When talking about social changes in the wake of the digital media revolution the concept of “networked publics” (see Kazys  Varnelis (ed), “Networked Publics” MIT Press 2008) is useful and interesting. If there is such a thing as a global network society, it would be reasonable to assume that the public sphere is in some way conditioned by networked information and communication technologies (NICT). Mizuko Ito in the Introduction to the collection of essays on topics such as place, culture, politics, and media, summarizes the affordances of NICT in terms of four “technosocial trends;” 1) the accessibility to digital tools and networks; 2) many-to-many and peer-to-peer forms of distribution; 3) the creation of value at the edges of the network; and 4) aggregation of culture and information.  These trends produce “networked publics,” that is “a linked set of social, cultural, and technological developments” that replace the public sphere of traditional mass media societies; a public sphere  that was, after all, nothing more than an audience of consumers, a silent majority, or the anonymous masses.

Accessibility means that networked publics are always-on, always-connected, and always producing and exchanging information.
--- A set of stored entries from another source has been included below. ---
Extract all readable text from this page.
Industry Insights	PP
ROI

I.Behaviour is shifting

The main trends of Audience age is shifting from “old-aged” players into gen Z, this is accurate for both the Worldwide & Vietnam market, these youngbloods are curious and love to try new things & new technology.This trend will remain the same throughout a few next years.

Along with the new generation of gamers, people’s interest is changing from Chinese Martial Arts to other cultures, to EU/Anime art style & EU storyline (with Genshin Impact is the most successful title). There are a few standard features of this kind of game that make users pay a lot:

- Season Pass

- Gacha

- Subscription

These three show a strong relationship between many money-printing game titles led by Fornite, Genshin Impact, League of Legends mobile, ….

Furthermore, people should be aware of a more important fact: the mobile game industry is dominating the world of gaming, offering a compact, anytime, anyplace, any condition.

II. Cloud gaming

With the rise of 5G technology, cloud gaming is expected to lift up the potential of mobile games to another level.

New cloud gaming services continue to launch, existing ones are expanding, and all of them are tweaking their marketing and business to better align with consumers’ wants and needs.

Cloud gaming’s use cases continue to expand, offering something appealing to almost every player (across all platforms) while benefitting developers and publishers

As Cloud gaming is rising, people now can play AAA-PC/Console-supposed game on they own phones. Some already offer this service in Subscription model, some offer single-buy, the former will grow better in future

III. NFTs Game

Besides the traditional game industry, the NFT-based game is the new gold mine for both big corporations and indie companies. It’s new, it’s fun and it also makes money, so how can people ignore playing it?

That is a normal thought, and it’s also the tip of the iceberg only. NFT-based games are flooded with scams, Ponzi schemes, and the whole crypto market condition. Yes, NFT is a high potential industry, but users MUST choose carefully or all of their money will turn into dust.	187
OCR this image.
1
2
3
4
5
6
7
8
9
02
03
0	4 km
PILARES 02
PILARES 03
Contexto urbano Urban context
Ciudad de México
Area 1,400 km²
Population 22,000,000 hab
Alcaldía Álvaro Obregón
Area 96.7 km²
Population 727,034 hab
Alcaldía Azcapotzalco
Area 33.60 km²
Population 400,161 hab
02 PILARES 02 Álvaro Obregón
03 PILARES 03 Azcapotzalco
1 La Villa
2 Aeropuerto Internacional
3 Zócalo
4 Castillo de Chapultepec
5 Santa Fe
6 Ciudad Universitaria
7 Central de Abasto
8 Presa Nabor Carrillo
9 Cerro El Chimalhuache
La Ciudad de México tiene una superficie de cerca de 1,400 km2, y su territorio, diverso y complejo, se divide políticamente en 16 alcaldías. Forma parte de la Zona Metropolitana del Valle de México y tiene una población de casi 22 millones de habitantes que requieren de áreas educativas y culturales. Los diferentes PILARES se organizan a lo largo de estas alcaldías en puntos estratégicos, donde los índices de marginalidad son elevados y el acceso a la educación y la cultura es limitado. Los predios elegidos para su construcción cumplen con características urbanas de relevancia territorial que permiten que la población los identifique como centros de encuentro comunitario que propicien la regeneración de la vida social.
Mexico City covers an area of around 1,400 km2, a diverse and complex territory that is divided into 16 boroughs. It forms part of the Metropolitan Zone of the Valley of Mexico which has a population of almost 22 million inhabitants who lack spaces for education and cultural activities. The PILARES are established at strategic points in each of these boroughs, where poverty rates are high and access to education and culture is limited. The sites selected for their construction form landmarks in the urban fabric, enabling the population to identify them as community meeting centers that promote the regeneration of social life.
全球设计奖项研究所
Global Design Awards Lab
They are prosumers and sharers, establishing bottom up standards for value, engagement, and concern, and therefore not bound to centralized control in the creation and use of information. They are above all involved in a “many-to-many” communication that in the past was simply not possible. Traditional social theory recognizes the possibility of either one-to-one interaction in small groups, or when the group gets too large, one-to-many communication, but not many-to-many. When everyone starts talking to everyone in a large group, there is chaos. Only after space and time has ceased to be primary conditions of communication and virtual layers can be added to physical reality has many-to-many communication become possible. The result is networked publics, that is, everybody interacting. As Clay Shirky put it, it has become incredibly easy to form groups and coordinate collaborative action. Is this not what the public does in a democratic society, or at least, what it is supposed to do?
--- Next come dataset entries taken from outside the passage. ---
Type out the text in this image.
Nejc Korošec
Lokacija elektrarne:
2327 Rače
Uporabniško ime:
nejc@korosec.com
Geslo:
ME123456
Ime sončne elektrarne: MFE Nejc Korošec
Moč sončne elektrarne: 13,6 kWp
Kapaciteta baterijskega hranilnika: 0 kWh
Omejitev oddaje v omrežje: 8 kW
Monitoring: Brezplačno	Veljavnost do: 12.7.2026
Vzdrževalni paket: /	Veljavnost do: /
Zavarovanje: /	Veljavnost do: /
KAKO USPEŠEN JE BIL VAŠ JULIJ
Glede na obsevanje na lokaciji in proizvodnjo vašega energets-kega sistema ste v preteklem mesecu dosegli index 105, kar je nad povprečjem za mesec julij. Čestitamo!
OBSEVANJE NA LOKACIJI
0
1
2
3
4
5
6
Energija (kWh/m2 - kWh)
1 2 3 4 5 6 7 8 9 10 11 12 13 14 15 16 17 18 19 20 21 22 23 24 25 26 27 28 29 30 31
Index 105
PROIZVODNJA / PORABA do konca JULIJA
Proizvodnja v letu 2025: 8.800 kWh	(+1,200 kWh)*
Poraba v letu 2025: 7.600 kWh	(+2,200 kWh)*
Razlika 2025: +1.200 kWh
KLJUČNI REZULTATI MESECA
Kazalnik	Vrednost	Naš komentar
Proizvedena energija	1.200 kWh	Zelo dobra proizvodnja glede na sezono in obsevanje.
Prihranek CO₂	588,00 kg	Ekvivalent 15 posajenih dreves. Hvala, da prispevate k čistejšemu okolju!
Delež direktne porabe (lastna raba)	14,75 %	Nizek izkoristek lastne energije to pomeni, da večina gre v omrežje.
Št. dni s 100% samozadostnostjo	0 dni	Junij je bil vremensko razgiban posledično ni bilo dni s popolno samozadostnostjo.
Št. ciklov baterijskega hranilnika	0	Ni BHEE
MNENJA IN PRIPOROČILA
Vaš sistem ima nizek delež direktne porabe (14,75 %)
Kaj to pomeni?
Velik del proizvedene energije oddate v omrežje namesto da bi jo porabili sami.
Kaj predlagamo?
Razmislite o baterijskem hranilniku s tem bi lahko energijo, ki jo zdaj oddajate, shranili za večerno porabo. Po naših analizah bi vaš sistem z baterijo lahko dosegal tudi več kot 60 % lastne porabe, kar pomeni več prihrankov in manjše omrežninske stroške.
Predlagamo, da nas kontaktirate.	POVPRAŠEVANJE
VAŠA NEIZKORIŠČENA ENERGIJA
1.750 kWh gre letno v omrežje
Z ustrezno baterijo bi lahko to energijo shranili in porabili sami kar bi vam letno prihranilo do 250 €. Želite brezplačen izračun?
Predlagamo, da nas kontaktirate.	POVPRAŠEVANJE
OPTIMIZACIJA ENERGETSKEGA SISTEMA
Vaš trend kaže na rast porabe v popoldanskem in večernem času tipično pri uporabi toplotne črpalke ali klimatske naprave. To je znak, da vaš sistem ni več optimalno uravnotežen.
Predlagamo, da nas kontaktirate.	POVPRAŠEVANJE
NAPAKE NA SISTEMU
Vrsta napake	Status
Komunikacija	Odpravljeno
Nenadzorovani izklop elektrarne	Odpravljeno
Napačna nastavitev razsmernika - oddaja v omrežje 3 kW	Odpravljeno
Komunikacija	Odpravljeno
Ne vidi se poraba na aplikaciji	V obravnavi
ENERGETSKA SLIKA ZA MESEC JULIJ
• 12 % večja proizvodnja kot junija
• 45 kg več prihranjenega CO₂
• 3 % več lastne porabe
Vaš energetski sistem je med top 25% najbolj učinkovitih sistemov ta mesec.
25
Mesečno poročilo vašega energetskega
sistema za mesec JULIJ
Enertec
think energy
Ito remarks that “We are still very much in the midst of negotiating appropriate social norms in this area of layered presence.” (6) Perhaps this is the reason why the concept of “networked publics” is not only interesting, but also problematic. To begin with, networked publics are plural; we are not talking about the THE public sphere by which Habermas characterized modern democratic societies. One society has one public, who is responsible through deliberative democratic processes to legitimate government power and policy. The many publics that Varnelis and Friedberg in their contribution “Place: The Networking of Public Space” find distributed throughout networked society tend not to be responsible to, or even interested in, the legitimation of political power. This view is partially corrected in the contribution on politics by Lim and Kann, who point to the, albeit relatively unimportant, impact of online-deliberation in today’s world. A second problem is that to speak of publics as “networked” puts the network in the active mode and the public in the passive.  Publics are worked on, influenced, even constructed by the net. Instead of speaking of the public sphere as being “networked,” perhaps it would have been fruitful to speak of “net-working,” that is, to speak of the work that goes into building, maintaining, and transforming networks.

The focus on the various actors and activities of networking instead of the state of being networked would have allowed the authors to focus on the unresolved issue of those “social norms” that, after all, guide, inform, steer, and condition the actions of networking.  Even though Varnelis admits in the Conclusion to this important book that the “network has become the dominant cultural logic” (145), that “today connection is more important than division,” and that therefore our time “is distinctly different” from Postmodernism,  he laments that ”we situate ourselves less as individuals and more as the product of multiple networks.” The autonomy and individuality of the self dissolves into “a pure collection of links.” Along with this change in the self comes a new attitude toward privacy. Privacy is no longer important. Without privacy the subject has no boundaries and finally disappears, is fragmented, dispersed into the networks.  Postmodernism returns with a vengeance: “Under network culture, then, the waning of the subject that began under postmodernism grows ever greater.” (154) Appealing to the net won’t help when all that is left is a self that has been dissolved into Derrida’s “endlessly deferred play of language.”

The reader cannot escape the impression that the idea of “networked publics” is caught between an awareness that things have changed, a vision of a new era and a recalcitrant Postmodernism. But the way forward has been clearly indicated: take a look at what networkers are doing; discover the underlying social norms guiding their actions, so to speak, the “pragmatics” of networking, and describe these norms as the conditions for creating social order in a global network society in which the self has become information and action networking.